Ben King/Amazon Prime Video
Natalie Dormer in “Picnic at Hanging Rock.”
Advertisement

OR STAY IN! As long as you don’t wheel the grill in with you, staying in this Memorial Day weekend is also a perfectly fine choice. For one, Amazon will drop its new limited series “Picnic at Hanging Rock” on Friday, and Globe television critic Matthew Gilbert is here for it, especially Natalie Dormer’s performance: “As Hester Appleyard, the English headmistress of a girls’ school in the Australian bush, she’s shrewd, twisted, petty, vengeful, cutting, and all the while, as she rains down both physical and psychological abuse on her students, exceedingly composed. She’s like 8 ounces of sulfuric acid poured into an exquisite golden chalice.” (Which is also how I describe my Memorial Day punch.) 

And will I be faking a Saturday night fever to take in the new HBO film “The Tale”? You’re Dern tootin’. Gilbert calls it a “wisely written, inventively directed, and extraordinarily acted story in which a woman — Laura Dern’s Jennifer — journeys into her past, so laden with unexplained pain, to reclaim her life.” That’s Saturday at 10 p.m. on HBO.

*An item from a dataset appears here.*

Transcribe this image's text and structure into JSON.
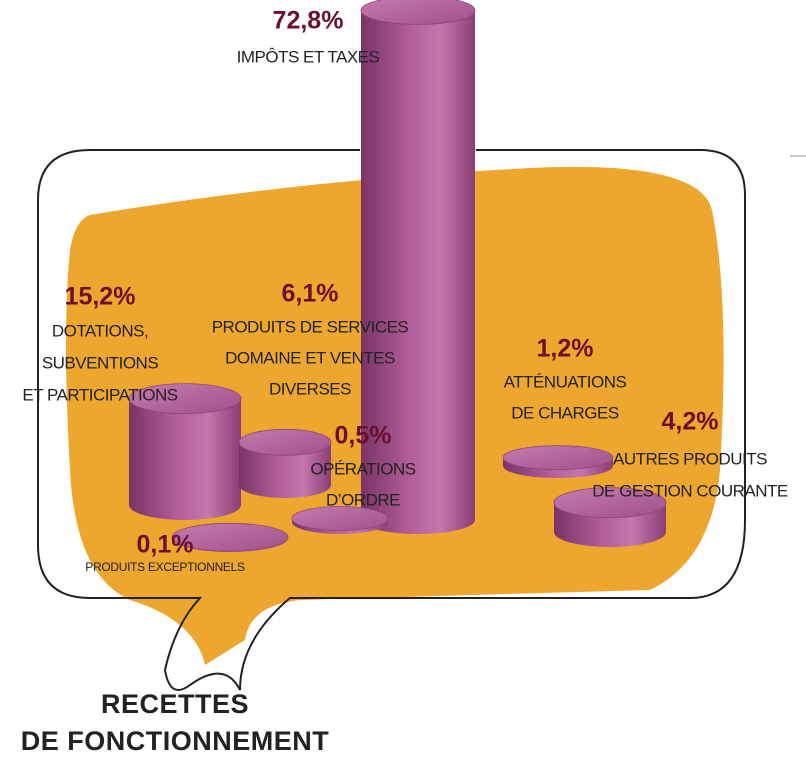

And the Glaswegian trio Chvrches continues to thrill fans and irk copy editors with its latest album, “Love Is Dead,” in which the band “leans hard into the commercial side of their identity, resulting in some of their biggest, most energetic songs to date,” according to reviewer Robert Steiner. (For what it’s worth, I’m pretty sure love is just sleeping.)

And that, three-day-Weekenders, is all I’ve got in the cooler. (Although the Globe does have some pretty choice grilling tips and bevvie suggestions, if you’re into that sort of thing — and have a bottle of Pavan lying around.)